Abolish Social Work (As We Know It) responds to the timely and important call for police abolition by analyzing professional social work as one alternative commonly proposed as a ready-made solution to ending police brutality. Drawing on both historical analysis and lessons learned from decades of organizing abolitionist and decolonizing practices within the field and practice of social work (including social service, community organizing, and other helping fields), this book is an important contribution in the discussion of what abolitionist social work could look like. This edited volume brings together predominantly BIPOC and queer/trans* social work survivors, community-based activists, educators, and frontline social workers to propose both an abolitionist framework for social work practice and a transformative framework that calls for the dissolution and restructuring of social work as a profession.
Rejecting the practices and values encapsulated by professional social work as embedded in carceral and colonial systems, Abolish Social Work (As We Know It) moves us towards a social work framework guided by principles of mutual aid, accountability, and relationality led by Indigenous, Black, queer/trans*, racialized, immigrant, disabled, poor and other communities for whom social work has inserted itself into their lives.

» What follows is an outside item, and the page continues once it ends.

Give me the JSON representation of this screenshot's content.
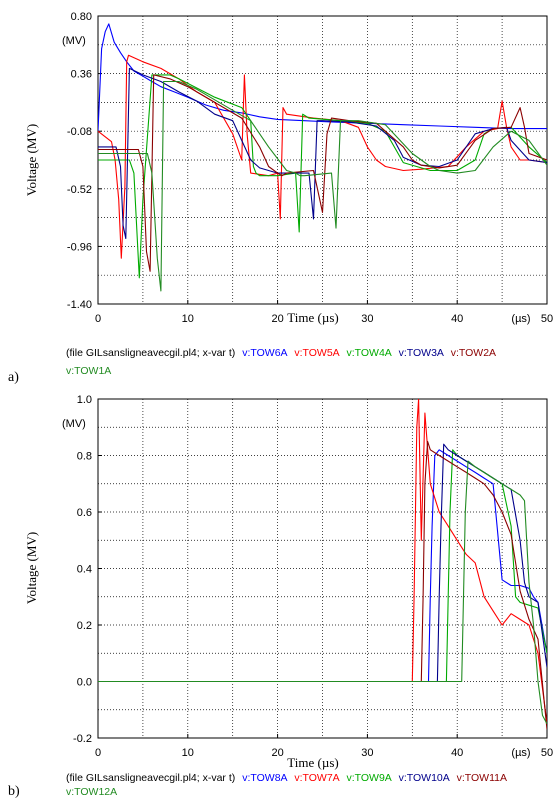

I started on this book to find more general ideas about abolitionist social work to apply to my own practice in Singapore, but found it to be a collection of essays of local experiences of abolitionist practice in Canada. One profound chapter is “The Only Good Social Worker is a Criminal Social Worker.” It reminds me of the small risks that we as social workers can take to minimize the huge risks that our service users might face if they didn’t get the assistance/placement/other things necessary for their survival.